Man vs. Food’s Adam Richman was almost killed by his mustache after he contracted a facial hair follicle infection, the famous foodie revealed during a podcast this week.

Richman, 47, said that he noticed a pimple-like growth in the area before realizing that something was decidedly wrong during a Michelin Event in Zurich in 2018.

His top lip ended up swelling “like a banana,” he told podcast Celebrity Catch Up: Life After That Thing I Did.

“One of my mustache follicles just looked like a pimple and it was just not healing well,” he said. “I’d gone to a doctor and then eventually my lip inflated like a banana – it was grotesque.

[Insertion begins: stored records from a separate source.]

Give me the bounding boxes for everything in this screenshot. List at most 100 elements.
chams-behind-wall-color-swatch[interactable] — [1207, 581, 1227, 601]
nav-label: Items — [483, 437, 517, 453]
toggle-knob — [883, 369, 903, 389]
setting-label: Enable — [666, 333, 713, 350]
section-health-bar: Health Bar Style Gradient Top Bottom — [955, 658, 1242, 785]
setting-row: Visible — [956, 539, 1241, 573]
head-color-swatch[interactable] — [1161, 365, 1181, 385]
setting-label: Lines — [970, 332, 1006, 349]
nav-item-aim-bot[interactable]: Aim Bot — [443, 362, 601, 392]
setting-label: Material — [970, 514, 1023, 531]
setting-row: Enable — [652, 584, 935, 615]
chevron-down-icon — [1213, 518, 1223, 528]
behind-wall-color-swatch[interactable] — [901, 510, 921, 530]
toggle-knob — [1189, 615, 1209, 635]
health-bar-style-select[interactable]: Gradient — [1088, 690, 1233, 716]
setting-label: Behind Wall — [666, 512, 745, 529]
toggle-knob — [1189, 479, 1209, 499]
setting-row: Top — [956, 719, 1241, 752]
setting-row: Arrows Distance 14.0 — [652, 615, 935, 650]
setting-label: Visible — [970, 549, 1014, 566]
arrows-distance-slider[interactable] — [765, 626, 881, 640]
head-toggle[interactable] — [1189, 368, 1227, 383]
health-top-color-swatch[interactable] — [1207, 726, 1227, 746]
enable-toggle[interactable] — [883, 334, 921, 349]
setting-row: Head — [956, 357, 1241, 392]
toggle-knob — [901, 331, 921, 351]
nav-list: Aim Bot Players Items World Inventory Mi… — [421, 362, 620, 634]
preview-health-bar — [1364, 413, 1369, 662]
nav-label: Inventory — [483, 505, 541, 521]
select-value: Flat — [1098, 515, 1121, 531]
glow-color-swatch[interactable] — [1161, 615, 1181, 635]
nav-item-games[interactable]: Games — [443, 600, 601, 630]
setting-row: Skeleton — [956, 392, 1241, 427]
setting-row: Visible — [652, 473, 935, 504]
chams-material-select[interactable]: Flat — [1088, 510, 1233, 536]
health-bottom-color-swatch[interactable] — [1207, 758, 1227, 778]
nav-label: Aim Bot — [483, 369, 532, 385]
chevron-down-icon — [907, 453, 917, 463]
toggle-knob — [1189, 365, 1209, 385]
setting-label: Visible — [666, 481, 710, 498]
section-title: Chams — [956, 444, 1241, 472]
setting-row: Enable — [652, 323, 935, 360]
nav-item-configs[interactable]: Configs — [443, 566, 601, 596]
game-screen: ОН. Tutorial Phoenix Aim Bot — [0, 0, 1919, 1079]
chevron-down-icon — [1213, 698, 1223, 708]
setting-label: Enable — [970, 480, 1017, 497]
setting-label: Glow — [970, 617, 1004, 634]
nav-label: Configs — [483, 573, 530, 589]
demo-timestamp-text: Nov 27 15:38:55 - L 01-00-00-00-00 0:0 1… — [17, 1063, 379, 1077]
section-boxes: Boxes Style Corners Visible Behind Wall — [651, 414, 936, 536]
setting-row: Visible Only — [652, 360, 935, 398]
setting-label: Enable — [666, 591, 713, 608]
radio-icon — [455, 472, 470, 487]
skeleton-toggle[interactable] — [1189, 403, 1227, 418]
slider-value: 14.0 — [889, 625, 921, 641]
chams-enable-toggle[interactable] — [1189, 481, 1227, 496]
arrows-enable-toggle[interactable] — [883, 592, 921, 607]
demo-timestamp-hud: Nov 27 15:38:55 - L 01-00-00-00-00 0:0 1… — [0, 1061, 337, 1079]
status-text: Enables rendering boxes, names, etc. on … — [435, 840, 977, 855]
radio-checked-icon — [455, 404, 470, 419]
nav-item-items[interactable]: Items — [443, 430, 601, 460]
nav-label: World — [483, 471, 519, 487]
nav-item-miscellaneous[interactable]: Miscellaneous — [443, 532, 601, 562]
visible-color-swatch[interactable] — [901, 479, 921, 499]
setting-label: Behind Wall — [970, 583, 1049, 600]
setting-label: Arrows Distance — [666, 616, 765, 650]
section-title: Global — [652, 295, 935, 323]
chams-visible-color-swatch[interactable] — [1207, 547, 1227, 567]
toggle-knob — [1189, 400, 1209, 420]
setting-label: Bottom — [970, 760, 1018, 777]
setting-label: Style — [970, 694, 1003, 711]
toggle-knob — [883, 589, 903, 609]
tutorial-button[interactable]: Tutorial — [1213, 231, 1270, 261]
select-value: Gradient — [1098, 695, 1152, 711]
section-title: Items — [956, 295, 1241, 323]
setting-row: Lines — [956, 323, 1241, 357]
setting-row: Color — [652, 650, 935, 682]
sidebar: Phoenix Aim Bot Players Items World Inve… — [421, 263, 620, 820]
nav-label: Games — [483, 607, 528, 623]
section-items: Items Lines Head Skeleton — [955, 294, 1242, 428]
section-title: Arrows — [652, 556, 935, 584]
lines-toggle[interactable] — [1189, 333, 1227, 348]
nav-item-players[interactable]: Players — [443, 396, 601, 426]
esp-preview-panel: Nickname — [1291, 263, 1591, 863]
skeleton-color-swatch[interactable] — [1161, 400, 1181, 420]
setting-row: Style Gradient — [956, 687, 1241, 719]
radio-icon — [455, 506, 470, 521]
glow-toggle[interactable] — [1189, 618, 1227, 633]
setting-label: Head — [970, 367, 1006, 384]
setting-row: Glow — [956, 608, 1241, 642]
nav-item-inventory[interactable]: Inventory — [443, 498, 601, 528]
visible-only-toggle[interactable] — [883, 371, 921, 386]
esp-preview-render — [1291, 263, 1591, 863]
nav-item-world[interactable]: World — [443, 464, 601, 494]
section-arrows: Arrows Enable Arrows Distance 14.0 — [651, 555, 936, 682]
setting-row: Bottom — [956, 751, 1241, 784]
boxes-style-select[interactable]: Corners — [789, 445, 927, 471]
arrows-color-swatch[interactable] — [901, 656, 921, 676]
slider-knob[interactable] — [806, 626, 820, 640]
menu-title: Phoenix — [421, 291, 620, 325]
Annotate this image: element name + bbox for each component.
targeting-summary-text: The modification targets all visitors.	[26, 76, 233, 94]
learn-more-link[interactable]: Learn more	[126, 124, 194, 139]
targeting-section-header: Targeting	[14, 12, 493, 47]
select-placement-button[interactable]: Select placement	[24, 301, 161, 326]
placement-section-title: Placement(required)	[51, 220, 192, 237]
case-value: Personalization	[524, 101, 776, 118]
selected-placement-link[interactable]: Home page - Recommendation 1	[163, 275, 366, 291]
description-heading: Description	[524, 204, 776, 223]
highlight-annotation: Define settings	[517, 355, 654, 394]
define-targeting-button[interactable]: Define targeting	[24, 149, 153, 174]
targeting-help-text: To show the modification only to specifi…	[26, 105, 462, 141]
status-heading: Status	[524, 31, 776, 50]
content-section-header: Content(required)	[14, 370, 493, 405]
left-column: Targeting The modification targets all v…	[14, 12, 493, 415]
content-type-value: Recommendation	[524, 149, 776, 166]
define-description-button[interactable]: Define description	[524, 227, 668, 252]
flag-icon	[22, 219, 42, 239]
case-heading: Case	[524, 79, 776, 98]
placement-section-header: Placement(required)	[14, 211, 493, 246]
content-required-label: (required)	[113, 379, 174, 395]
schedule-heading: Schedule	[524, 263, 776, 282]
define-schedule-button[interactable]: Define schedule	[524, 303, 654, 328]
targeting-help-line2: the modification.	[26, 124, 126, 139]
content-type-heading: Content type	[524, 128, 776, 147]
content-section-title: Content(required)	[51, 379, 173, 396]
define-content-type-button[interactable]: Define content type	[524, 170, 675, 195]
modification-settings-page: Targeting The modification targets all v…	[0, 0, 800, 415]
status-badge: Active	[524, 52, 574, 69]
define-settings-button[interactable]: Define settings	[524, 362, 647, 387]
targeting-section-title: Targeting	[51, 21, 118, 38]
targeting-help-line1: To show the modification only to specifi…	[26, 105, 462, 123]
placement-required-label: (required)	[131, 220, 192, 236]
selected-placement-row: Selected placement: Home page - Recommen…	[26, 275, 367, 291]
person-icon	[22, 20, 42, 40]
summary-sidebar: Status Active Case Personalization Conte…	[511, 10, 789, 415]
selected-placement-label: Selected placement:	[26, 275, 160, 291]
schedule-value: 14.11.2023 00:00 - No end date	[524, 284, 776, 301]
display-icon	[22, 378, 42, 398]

I remember I went to tear a piece of medical tape and I couldn’t get to my teeth.”

Needed To Be Quarantined, Lip Swelled Up “Like A Banana”

The former Food Network star needed to be quarantined, and eventually needed surgery and “serious courses of antibiotics” to fully rid himself of the infection, he told the podcast.

His doctor told him that such infections can often “go intracranial,” or into the skull.

(Photo by David Berding/Getty Images)

“I found out from maxillofacial surgeons that the area from the inside of your eyes to the outer corner of your lips, they call it the ‘danger triangle’ because there’s multiple opportunities for a surface infection to go intracranial.”

The infection, known as Methicillin-resistant Staphylococcus aureus (MRSA), is a type of bacteria – commonly associated with hospitals – that is resistant to several widely-used antibiotics, which can make it particularly hard to treat.

Infection Invades Bloodstream With Toxins, Kills One-Fifth Of Infected Patients

Roughly 30 percent of people carry the Staphylococcus aureus bacteria, typically in their nose, groin, armpits or buttocks, and usually without even realizing it.

(Photo by Noam Galai/Getty Images for NYCWFF)

It invades the body’s bloodstream before releasing poisonous toxins that kill up to one-fifth of infected patients.

Richman added that he did not know how he contracted the infection, however his doctor said it could have been from anything from a water glass, hotel towel, to touching someone’s hand.

“The doctor said it could have been anything from a water glass to a hotel towel, shaking someone’s hand and then invariably [touching my face]. There’s any number of ways.”

The Brooklyn native, who hosted Man v. Food from 2008 to 2012, began to take his health more seriously after retiring from the show, and quickly lost 60 pounds for his efforts.

In 2014, The Guardian reported that Richman was unceremoniously taken off the air from another Food Network show “Man Finds Food,” after going on a tirade against haters on social media.